Tuesday, July 29, 2014

sermon on Israel/Palestine, BS, and Romans 8



I bring you greetings, friends,
from the students at The Edge House campus ministry at UC
—we are always grateful for you
and your continued ministry here at Prince of Peace.
Alas, my students could not be here
because of work and classes and not-being-in-Ohio,
but they send their love.
They also send me as an emissary
to share with you a little of our pilgrimage
to the Rocky Mountains at Spring Break this past year.
Each year we offer our Spring Break as a tithe of sorts
—time away from our normal schedules and busy-ness
to observe God’s action in the world
and to give back what we have been given.
This year, we restructured our trip as a pilgrimage.
Pilgrimage is a journey to a place of special spiritual significance.

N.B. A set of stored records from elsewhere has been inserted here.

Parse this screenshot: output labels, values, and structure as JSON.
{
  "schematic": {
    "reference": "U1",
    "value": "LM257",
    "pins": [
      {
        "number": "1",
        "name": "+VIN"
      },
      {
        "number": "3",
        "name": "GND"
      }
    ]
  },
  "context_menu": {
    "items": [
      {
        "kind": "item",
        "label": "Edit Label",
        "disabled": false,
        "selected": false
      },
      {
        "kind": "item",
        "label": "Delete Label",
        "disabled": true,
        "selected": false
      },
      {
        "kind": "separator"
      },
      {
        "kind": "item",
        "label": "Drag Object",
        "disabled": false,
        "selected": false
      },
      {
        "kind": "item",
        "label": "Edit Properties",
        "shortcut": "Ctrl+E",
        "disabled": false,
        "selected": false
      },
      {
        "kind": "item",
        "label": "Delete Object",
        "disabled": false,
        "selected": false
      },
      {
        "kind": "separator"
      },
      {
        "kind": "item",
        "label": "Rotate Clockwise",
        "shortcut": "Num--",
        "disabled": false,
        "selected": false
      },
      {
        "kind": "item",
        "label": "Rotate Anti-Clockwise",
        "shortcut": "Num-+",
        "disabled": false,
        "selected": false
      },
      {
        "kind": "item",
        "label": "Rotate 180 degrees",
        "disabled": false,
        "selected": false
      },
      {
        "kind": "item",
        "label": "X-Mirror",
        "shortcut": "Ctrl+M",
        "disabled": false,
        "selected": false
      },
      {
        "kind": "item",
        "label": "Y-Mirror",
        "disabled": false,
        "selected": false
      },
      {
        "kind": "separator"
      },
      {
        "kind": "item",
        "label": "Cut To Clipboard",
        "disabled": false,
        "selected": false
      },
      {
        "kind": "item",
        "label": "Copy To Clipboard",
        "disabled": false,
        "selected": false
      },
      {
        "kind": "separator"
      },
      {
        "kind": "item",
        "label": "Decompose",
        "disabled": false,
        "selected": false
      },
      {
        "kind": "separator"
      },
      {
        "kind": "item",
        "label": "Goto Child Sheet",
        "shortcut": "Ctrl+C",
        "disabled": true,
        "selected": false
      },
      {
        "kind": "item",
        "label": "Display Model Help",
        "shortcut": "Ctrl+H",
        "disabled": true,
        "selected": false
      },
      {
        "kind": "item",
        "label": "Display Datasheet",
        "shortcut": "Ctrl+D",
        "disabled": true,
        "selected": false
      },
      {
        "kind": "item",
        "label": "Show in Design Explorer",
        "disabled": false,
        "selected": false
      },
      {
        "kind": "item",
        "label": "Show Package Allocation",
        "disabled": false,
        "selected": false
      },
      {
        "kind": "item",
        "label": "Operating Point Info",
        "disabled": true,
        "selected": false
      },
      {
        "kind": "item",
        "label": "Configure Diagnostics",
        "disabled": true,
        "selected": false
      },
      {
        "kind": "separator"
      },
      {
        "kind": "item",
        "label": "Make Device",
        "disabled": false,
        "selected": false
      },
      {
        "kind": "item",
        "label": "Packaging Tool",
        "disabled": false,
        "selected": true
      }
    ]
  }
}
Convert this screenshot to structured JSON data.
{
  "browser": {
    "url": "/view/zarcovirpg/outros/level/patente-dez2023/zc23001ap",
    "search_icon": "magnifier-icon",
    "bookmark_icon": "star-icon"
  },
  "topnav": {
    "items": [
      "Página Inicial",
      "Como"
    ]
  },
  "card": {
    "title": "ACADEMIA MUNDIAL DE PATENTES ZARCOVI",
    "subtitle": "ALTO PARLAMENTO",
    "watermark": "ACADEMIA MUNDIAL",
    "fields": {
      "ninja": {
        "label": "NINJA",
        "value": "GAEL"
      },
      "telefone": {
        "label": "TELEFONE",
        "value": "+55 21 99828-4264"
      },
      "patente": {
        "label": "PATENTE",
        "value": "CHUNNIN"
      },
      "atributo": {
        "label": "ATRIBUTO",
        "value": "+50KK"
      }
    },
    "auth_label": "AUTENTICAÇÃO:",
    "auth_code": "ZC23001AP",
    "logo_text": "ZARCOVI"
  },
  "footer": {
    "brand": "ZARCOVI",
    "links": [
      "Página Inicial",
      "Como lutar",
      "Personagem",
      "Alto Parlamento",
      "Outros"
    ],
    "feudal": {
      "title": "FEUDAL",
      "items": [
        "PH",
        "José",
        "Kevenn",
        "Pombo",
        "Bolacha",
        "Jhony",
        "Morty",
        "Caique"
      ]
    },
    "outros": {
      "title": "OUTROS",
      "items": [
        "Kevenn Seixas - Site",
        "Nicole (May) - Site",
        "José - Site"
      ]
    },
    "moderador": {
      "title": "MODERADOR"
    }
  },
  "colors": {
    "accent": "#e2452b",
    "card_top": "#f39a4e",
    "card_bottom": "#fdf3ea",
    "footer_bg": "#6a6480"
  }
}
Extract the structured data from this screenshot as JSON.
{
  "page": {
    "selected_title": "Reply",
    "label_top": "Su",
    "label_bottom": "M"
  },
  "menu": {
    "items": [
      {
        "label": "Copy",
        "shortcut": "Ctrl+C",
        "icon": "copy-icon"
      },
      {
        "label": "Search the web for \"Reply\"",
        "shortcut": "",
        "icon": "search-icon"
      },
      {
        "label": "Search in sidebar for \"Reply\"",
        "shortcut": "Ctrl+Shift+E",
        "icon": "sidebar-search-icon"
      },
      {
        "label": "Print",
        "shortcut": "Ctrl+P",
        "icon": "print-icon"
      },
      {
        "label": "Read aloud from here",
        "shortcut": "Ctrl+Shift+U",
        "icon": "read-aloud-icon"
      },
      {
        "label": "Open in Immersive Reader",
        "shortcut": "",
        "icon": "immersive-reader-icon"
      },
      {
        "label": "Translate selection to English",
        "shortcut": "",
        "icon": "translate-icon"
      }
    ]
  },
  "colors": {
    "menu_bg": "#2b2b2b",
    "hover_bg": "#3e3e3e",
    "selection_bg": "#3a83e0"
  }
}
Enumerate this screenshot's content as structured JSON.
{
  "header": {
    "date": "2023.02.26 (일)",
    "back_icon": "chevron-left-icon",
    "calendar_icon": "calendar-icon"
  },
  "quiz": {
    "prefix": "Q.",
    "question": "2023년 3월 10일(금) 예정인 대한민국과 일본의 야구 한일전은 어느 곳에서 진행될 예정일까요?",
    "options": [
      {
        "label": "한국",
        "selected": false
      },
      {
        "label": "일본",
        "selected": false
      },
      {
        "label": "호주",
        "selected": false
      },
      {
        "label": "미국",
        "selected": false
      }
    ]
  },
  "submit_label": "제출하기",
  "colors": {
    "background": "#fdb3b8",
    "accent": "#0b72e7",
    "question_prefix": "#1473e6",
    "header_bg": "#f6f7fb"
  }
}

There’s a fine line between that and being a tourist
—the idea is that we’re going somewhere
to see something powerful with our own eyes,
not just taking pictures and moving on.
Used to be, folks walked hundreds of miles
to a cathedral or even the Holy Land,
others have needed to go to Ground Zero or to Auschwitz
to see it with their own eyes
—for us, it was the Rocky Mountains.
We were able to worship with our friends at HFASS,
to spend retreat time in the deeply snow-covered mountains,
to work with the Boulder parks department,
and to walk several labyrinths.
For me, the most beautiful moment came
when we were walking our second labyrinth
—our work had been cancelled for the day due to high winds,
so we were at loose ends.
I admit to being angry about the loss of a workday
—aren’t we here to help out?
We searched out a labyrinth in the very public lobby
of a large office building.
It was laid out in the stonework of the floor
—a life-sized recreation
of the 11-circuit labyrinth at Chartres Cathedral.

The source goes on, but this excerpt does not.